Frozen account risk Another serious payment risk is that the third-party payment account used by the merchant is frozen or even blocked, which means that the merchant can no longer use this channel for any cross-border sales, which will directly lead to the blocking of the brand's going abroad and even threaten the entire company. Survive. There are many main fuses behind it, and the most common one is the dispute over the intellectual property rights of commodities. Since many domestic merchants do not have strong product research and development capabilities in the initial stage, they mainly rely on observing popular models for imitation, or selling similar styles of products on the market, so it is easy for some consumers or competitors to seize evidence and litigate . Once this kind of situation is involved, the third-party payment platform will freeze the store's collection account. If the merchant does not have sufficient funds and evidence to deal with it, the final result is likely to be cleared.
At the same time, the improper operation of the merchant's cash withdrawal is also prone to problems, especially after receiving the payment through an account such as PayPal, if it has not been shipped yet, try not to withdraw cash immediately, because it is easy to be monitored and frozen by the system background. At the same time, the one-time withdrawal amount should not account for a large proportion of the account balance. Generally, 80% of the cash withdrawal ratio is more appropriate and safe, and the remaining 20% of the balance can be used for buyer returns and refunds.
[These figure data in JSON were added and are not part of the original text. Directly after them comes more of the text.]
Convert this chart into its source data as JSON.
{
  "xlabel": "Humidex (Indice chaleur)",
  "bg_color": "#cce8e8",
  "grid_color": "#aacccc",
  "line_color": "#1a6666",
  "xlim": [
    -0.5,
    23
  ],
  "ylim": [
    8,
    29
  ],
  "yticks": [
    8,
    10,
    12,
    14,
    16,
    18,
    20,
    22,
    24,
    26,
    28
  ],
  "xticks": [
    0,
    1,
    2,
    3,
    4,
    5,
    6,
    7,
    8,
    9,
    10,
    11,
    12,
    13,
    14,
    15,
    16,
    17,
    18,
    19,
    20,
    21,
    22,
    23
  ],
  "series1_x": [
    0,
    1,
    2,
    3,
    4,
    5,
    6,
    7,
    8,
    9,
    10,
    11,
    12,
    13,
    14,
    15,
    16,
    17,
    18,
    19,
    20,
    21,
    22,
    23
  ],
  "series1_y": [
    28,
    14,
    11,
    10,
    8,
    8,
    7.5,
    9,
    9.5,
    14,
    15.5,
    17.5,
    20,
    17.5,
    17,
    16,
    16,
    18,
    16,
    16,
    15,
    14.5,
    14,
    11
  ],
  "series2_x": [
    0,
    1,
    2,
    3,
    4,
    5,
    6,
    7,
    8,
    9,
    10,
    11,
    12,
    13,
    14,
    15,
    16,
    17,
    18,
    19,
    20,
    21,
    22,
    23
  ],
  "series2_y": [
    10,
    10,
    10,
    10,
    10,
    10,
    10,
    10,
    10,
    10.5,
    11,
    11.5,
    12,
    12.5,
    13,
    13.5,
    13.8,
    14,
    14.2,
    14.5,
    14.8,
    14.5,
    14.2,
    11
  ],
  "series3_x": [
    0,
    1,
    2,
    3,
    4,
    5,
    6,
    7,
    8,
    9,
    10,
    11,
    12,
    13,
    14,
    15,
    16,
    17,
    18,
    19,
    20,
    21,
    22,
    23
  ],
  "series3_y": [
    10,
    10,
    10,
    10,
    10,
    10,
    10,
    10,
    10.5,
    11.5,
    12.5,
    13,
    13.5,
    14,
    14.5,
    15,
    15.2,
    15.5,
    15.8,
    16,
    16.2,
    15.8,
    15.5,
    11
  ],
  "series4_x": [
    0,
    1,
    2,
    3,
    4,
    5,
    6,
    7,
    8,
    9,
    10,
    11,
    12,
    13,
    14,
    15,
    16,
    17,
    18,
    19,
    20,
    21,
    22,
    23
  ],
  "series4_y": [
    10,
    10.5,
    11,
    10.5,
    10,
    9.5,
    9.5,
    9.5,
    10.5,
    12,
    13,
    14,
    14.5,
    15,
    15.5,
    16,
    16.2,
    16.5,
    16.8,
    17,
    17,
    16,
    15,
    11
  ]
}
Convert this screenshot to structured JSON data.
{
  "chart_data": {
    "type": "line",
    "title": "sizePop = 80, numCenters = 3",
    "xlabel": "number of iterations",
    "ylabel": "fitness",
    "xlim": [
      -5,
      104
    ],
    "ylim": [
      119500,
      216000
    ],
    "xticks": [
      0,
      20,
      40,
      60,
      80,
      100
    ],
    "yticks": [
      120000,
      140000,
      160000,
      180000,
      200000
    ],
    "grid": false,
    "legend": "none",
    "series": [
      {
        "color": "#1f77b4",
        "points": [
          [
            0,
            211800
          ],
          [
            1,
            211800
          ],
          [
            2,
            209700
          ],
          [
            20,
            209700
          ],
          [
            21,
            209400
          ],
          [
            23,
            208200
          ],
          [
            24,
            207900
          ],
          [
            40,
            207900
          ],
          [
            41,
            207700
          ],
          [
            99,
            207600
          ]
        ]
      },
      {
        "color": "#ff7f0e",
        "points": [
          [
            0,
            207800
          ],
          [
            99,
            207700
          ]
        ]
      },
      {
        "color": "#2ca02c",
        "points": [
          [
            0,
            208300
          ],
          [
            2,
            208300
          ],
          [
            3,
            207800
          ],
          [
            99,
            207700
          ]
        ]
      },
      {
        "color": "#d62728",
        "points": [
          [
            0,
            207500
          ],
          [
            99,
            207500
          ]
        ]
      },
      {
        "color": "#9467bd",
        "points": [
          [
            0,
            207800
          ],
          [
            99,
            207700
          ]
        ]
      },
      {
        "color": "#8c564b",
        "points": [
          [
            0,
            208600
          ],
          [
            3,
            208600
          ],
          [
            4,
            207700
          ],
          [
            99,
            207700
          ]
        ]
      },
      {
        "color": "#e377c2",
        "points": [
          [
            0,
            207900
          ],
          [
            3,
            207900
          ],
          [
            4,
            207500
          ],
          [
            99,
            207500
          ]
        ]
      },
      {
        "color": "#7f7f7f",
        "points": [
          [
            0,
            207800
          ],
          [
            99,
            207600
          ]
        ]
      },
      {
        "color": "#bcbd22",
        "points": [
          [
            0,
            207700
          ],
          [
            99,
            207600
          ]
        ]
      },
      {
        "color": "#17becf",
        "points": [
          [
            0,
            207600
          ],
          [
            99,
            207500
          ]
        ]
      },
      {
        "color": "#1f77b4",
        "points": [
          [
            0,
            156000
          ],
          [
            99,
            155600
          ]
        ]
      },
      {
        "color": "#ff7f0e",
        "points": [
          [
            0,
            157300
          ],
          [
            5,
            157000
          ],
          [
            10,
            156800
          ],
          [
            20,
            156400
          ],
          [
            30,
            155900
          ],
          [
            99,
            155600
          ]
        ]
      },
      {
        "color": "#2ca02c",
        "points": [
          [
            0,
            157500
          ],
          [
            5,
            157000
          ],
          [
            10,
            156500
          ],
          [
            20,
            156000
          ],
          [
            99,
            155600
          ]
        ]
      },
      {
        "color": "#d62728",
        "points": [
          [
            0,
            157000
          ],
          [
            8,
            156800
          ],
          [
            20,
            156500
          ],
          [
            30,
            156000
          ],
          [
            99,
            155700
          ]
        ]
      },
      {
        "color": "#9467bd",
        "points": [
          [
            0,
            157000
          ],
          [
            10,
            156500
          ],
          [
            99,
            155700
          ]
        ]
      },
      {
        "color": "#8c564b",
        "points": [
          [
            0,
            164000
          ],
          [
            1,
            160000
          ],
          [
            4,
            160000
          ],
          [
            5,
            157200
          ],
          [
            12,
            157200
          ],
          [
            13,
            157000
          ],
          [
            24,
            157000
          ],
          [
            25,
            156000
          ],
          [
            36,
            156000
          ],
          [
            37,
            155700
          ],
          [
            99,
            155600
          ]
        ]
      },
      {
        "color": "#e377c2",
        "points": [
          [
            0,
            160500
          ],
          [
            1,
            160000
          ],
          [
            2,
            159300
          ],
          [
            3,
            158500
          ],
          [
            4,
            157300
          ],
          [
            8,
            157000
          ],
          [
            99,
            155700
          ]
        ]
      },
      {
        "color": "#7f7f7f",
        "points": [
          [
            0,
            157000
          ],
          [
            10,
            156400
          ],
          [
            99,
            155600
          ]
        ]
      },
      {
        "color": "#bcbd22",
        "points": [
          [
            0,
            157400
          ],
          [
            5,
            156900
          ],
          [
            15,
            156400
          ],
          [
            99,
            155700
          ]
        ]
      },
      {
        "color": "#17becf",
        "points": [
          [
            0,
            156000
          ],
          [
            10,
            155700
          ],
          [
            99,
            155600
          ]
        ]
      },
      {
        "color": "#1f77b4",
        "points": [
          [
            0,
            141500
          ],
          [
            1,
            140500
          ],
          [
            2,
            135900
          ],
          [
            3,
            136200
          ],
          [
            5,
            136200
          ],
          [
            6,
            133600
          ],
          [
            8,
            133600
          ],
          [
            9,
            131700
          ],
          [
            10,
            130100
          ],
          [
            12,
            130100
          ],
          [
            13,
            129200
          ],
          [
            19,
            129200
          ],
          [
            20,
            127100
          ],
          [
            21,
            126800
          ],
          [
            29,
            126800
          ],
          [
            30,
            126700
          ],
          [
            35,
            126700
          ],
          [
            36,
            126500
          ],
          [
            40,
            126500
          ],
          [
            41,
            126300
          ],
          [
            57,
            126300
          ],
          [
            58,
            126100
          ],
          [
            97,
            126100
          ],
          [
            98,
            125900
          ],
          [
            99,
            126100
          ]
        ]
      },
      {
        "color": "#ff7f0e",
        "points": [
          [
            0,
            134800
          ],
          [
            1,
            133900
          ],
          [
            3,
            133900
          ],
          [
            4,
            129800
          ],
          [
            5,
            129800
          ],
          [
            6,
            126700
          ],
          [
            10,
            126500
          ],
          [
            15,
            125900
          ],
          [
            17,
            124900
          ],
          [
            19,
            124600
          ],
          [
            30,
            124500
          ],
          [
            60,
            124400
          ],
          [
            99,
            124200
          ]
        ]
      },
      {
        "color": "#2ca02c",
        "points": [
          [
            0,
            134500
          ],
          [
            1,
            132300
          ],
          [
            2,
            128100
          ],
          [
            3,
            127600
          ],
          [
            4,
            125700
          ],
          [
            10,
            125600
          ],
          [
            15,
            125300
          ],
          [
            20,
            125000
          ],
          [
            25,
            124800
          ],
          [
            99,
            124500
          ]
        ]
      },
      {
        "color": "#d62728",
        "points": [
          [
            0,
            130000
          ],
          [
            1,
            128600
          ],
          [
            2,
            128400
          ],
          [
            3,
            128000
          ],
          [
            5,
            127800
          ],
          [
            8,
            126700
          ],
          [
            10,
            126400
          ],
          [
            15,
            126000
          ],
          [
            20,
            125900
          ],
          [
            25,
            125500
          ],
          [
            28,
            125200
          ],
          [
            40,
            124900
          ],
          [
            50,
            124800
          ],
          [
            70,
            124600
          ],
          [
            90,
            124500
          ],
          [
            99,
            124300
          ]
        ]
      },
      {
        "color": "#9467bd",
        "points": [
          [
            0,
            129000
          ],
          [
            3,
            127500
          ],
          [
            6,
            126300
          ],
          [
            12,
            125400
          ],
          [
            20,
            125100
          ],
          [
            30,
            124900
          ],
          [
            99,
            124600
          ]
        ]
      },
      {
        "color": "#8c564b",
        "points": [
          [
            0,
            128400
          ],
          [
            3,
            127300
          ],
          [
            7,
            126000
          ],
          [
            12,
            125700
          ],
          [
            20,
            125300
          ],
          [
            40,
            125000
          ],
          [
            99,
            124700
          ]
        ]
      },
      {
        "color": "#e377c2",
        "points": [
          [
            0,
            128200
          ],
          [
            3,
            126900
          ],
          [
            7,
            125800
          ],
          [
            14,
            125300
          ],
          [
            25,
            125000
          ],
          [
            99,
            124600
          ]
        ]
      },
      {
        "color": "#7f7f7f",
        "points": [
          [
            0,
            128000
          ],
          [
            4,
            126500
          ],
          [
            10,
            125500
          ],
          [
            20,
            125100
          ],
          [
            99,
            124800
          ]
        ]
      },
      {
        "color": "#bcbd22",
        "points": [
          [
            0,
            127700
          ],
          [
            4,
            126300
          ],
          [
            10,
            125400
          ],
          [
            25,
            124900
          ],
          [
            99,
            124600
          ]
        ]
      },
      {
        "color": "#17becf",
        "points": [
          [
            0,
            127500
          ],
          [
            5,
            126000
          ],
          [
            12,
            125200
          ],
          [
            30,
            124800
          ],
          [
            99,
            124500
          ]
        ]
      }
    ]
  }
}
Exchange rate fluctuation risk
The risk of exchange rate fluctuations has always been one of the most important payment risks in cross-border trade. Affected by the macroeconomic environment and the unstable global situation, the exchange rate fluctuations between the currencies of various countries have become more and more volatile in recent years, and the trend has become increasingly difficult. predict. If the overseas sales end pricing is not adjusted according to the exchange rate, or the adjustment is not timely due to industry competition and other reasons, it may cause the merchants to suffer exchange rate losses, especially the small and medium-sized sellers with small profits but quick turnover as the main model. This kind of blow is very Heavy, you may lose most of your profits directly due to one exchange rate fluctuation.